Indian shoppers walk through a mall in New Delhi. CEBR has suggested that in the current fiscal, India’s growth is expected to be 6.8 per cent, despite rising key rates and falling global demand. - AFP file

India seems “unstoppable” in its momentum to become the third economic superpower and touch the $10 trillion mark by 2035, according to the Centre for Economics and Business Research (CEBR).

The British consultancy has predicted that India would remain one of the fastest-growing major economies for the next 14 years to emerge as the third-largest global economy from the current fifth spot.

Over the next five years, India’s annual rate of GDP growth is expected to average 6.4 per cent, after which growth is expected to average 6.5 per cent in the subsequent nine years, the consultancy said in its annual World Economic League Table.

The global economy surpassed $100 trillion for the first time in 2022 but will stall in 2023 as policymakers continue their fight against soaring prices. And by 2037, the world gross domestic product will double as developing economies will catch up with the richer ones, CEBR said.

The shifting balance of power will see the East Asia and Pacific region account for over a third of global output by 2037, while Europe’s share shrinks to less than a fifth. On the other hand, the global economy will face a recession in 2023 mainly due to rises in interest rates by the central banks to arrest higher inflation.

The consultancy has suggested that in the current fiscal, India’s growth is expected to be 6.8 per cent, despite rising key rates and falling global demand.

CEBR further said that India had an estimated PPP (purchasing power parity)-adjusted GDP per capita of $8,293 in 2022, categorising it as a lower middle-income country. PPP GDP is gross domestic product converted to international dollars using purchasing power parity rates.

The report noted that though agriculture employs a majority of India’s labour market, it is the services sector that drives the country’s economic activity.

The Reserve Bank of India has cut its FY23 GDP growth rate forecast to 6.8 per cent from 7.0 per cent earlier.

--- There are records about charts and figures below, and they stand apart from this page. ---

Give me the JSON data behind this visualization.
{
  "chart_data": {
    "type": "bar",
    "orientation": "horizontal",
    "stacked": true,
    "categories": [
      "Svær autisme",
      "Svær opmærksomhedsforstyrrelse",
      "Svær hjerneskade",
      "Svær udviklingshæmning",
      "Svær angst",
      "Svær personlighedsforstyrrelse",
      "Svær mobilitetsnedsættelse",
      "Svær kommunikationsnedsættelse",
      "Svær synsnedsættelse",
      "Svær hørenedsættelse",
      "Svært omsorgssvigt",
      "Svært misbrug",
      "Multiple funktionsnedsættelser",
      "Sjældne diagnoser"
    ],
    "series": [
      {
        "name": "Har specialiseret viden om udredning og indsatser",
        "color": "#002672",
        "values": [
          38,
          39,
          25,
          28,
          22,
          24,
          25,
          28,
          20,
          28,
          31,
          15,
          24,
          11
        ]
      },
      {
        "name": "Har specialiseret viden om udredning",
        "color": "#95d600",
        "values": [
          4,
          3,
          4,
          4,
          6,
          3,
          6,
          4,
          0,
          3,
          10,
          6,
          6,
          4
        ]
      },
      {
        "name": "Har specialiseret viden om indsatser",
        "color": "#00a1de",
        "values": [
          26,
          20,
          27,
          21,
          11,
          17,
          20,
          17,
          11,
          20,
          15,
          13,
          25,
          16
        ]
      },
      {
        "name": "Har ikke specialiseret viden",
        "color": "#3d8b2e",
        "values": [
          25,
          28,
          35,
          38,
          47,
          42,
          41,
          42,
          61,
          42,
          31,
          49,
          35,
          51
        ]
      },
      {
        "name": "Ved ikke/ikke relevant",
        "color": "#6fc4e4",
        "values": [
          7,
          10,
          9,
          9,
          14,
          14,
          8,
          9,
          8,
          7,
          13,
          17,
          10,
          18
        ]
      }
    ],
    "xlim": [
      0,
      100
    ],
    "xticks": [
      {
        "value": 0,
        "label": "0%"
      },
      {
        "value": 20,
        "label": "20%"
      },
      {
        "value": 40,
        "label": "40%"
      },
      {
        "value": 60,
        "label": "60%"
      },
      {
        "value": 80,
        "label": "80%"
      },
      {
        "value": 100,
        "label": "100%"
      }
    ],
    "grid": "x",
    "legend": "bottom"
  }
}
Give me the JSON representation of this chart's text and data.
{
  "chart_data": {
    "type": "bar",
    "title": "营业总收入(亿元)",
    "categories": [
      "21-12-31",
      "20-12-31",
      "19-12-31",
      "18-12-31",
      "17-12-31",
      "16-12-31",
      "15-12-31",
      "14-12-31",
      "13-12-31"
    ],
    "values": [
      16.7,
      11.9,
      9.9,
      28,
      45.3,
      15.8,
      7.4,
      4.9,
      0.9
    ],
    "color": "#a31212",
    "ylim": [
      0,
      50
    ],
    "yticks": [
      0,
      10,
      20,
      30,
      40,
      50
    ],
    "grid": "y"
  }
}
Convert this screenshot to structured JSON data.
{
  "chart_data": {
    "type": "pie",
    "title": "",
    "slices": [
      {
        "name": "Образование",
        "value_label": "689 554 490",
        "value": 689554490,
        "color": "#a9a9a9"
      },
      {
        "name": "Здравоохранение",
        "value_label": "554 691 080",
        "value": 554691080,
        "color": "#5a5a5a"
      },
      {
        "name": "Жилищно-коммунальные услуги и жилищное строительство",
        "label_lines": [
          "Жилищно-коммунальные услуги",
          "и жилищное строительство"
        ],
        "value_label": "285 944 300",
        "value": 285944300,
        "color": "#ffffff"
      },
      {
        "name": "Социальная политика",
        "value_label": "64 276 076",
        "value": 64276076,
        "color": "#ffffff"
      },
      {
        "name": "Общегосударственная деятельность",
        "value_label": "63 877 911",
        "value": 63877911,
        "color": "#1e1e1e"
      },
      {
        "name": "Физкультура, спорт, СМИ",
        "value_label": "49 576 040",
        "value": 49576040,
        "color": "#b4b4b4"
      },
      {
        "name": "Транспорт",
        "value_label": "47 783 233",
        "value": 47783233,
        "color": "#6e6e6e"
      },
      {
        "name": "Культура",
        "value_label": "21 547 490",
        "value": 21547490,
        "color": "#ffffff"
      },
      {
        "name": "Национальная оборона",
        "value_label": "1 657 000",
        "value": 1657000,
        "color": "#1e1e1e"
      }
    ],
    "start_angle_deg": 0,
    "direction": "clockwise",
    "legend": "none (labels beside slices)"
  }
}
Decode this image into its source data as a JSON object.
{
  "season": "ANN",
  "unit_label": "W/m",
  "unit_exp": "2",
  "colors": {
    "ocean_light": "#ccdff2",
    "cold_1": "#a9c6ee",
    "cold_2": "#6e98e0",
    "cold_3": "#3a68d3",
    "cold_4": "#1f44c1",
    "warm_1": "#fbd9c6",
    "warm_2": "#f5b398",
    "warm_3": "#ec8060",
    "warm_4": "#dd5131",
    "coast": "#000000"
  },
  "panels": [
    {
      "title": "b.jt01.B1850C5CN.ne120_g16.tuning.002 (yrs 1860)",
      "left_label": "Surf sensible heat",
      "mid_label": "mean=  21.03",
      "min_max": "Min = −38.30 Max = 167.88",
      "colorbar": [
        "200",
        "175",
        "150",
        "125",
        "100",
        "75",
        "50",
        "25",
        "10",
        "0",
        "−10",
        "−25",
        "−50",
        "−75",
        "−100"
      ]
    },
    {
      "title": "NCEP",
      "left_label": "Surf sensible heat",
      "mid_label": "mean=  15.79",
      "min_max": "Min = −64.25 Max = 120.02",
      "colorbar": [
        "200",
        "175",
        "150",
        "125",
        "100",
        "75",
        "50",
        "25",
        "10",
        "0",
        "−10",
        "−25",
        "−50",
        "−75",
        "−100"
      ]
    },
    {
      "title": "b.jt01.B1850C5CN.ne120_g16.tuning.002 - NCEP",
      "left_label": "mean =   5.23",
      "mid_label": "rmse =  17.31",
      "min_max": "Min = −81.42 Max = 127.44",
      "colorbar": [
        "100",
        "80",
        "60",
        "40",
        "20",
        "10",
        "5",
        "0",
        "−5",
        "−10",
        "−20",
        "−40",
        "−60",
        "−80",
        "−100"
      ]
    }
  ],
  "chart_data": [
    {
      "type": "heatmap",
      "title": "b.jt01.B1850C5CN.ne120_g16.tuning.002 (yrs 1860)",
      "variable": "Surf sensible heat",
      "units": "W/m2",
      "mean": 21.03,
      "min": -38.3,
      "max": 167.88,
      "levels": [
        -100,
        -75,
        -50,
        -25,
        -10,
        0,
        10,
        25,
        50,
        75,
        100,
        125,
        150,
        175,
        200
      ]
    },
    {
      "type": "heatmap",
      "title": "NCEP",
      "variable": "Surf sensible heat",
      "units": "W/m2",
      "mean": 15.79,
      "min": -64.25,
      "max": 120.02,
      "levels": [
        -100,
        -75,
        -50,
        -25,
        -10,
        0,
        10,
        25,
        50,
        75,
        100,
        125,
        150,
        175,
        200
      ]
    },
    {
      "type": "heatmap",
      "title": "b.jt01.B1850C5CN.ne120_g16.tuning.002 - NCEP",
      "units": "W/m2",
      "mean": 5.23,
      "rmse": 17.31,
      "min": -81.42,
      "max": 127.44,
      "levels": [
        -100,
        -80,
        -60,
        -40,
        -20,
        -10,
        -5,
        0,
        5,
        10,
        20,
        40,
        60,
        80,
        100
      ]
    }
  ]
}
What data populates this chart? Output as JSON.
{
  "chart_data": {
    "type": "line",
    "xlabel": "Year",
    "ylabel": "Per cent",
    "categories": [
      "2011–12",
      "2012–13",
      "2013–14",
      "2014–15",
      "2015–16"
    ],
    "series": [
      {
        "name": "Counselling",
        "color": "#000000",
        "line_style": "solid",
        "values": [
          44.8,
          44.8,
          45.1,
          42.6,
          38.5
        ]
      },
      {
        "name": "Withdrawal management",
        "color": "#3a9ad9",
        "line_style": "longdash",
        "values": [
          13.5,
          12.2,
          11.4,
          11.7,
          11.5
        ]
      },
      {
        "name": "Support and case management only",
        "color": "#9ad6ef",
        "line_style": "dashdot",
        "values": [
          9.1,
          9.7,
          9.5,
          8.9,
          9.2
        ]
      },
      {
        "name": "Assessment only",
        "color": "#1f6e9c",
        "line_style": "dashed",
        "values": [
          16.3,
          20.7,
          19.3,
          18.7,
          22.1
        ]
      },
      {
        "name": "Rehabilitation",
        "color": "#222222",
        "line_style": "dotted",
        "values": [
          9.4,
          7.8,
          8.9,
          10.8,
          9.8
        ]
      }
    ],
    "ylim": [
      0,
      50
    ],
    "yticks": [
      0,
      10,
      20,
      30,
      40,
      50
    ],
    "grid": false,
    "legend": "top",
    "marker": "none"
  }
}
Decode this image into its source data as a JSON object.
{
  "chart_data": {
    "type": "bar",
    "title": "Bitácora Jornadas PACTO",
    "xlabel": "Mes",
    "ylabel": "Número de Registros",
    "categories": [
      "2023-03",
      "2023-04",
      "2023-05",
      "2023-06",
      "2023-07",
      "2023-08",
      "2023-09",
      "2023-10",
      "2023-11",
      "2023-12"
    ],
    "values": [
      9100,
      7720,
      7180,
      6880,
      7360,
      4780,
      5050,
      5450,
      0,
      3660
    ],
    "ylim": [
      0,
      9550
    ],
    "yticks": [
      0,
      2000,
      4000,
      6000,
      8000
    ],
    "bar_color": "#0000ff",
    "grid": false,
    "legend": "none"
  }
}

The RBI governor said that the Indian economy remains resilient and the country is seen as a bright spot in a gloomy world.

The International Monetary Fund has slashed India’s GDP growth projection for 2022-23 to 6.8 per cent from the earlier 7.4 per cent, citing the impact of a slowing global economy, stubborn inflation, rising interest rates, and Russia’s attack on Ukraine. “The outlook for India is for growth of 6.8 per cent in 2022 — a 0.6 percentage point downgrade since the July forecast, reflecting a weaker-than-expected outturn in the second quarter and more subdued external demand — and 6.1 per cent in 2023, with no change since July,” according to IMF’s World Economic Outlook.

However, a World Bank report said India is projected to be one of the fastest-growing major economies. The slowdown in emerging economies could also position India as an attractive alternate investment destination. In its India Development Update, the Washington-based lender has upgraded the forecast for the Indian economy to 6.9 per cent from 6.5 per cent earlier in the current fiscal year, citing the economy’s relative resilience to external headwinds, and “a strong out-turn” in the second quarter of the current financial year.

This revision in its FY23 GDP forecast comes two months after the Bank had cut India’s FY23 GDP forecast to 6.5 per cent from 7.5 per cent in an October update, which came in the wake of a series of growth downgrades by rating agencies, investment banks and other multilateral institutions.

The CEBR report said output growth is expected to ease in the fiscal year 2023-24, with an estimated growth of 5.8 per cent. Annual inflation in India has exceeded the target in 2022, at 6.9 per cent, thereby above the RBI’s tolerance band upper margin of 6.0 per cent, according to the report. The report also stated that inflation in India had been lower than in most other large economies as inflation in the country remains both closer to its target range, and to the previous decade’s average of 5.8 per cent than in many other countries. Moreover, much of India’s current inflation rate reflects higher food prices, an erratic item but one that also accounts for a larger share of the consumer basket than in any other G20 country, CEBR said in the report.

According to CEBR, higher borrowing costs will weigh on public debt, especially on top of expanded infrastructure spending and targeted fiscal measures. The report said government debt currently stands at 83.4 per cent of GDP, with a high fiscal deficit amounting to 9.9 per cent of GDP in 2022 and added that fiscal consolidation would eventually be necessary to ensure that debt levels do not destabilise the economy.